Dari uraian bab-bab yang telah dipaparkan dalam bab-bab yang lalu telah dijelaskan bahwa sebuah tafsir terdiri dari aspek teknis penafsiran serta aspek metodologis penafsiran. Penulis menyimpulkan sebagai berikut: 1. Aspek teknis Tafsîr Tamsyiyyat al-Muslimîn adalah bisa dijabarkan sebagai berikut: pertama, sistematika penyajian Tafsîr Tamsyiyyat al-Muslimîn adalah runtut sesuai dengan urutan tertib ayat dan sûrah seperti dalam Mush af ‘Usmâni. Kedua, bentuk penyajian yang digunakan adalah rinci walaupun dalam tempat lain terkadang global. Ketiga, bentuk penulisan yang dipakai oleh tafsir ini adalah non ilmiah, yakni tidak seperti skripsi atau tesis yang ditulis untuk keperluan akademik.

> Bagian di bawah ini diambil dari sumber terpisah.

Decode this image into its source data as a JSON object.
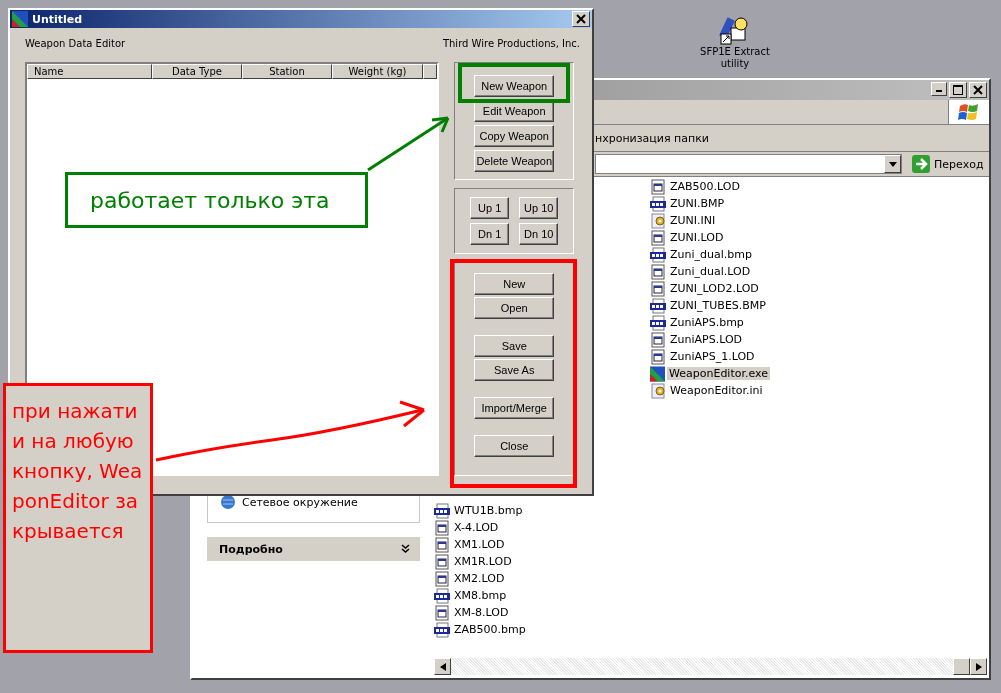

Keempat, Tafsîr Tamsyiyyat al-Muslimîn ini mempunyai sifat individual atau ditulis oleh satu orang penulis, dan yang terakhir, Kelima, tafsir ini memakai sumber-sumber rujukan buku tafsir klasik sepert Tafsir Ma’alim al-Tanzîl karya Husain ibn Mas‗ûd al-Bagawi, Tafsîr Ibn Katsir karya Ibn Katsîr, Tafsîr Mafâtih al-Ghaib karya Fachruddin al- Razy, Tafsir Lubâb al- ta’wîl karya al-Khâzin, dan Tafsîr Rûh alMa‘ani karya al- Alûsi. 2. Sedangkan aspek Metodologis Tafsîr Tamsyiyyat al-Muslimîn adalah, Pertama, Tafsir ini memakai metode penafsiran riwayat. Kedua, Tafsir Tamsyiyyat ini memiliki nuansa atau corak fiqh, karena pembahasan dalam tafsir tersebut banyak menitikberatkan terhadap masalah fiqh. Ketiga, pendekatan tafsir yang dipakai dalam tafsir ini adalah metode pendekatan kontekstual.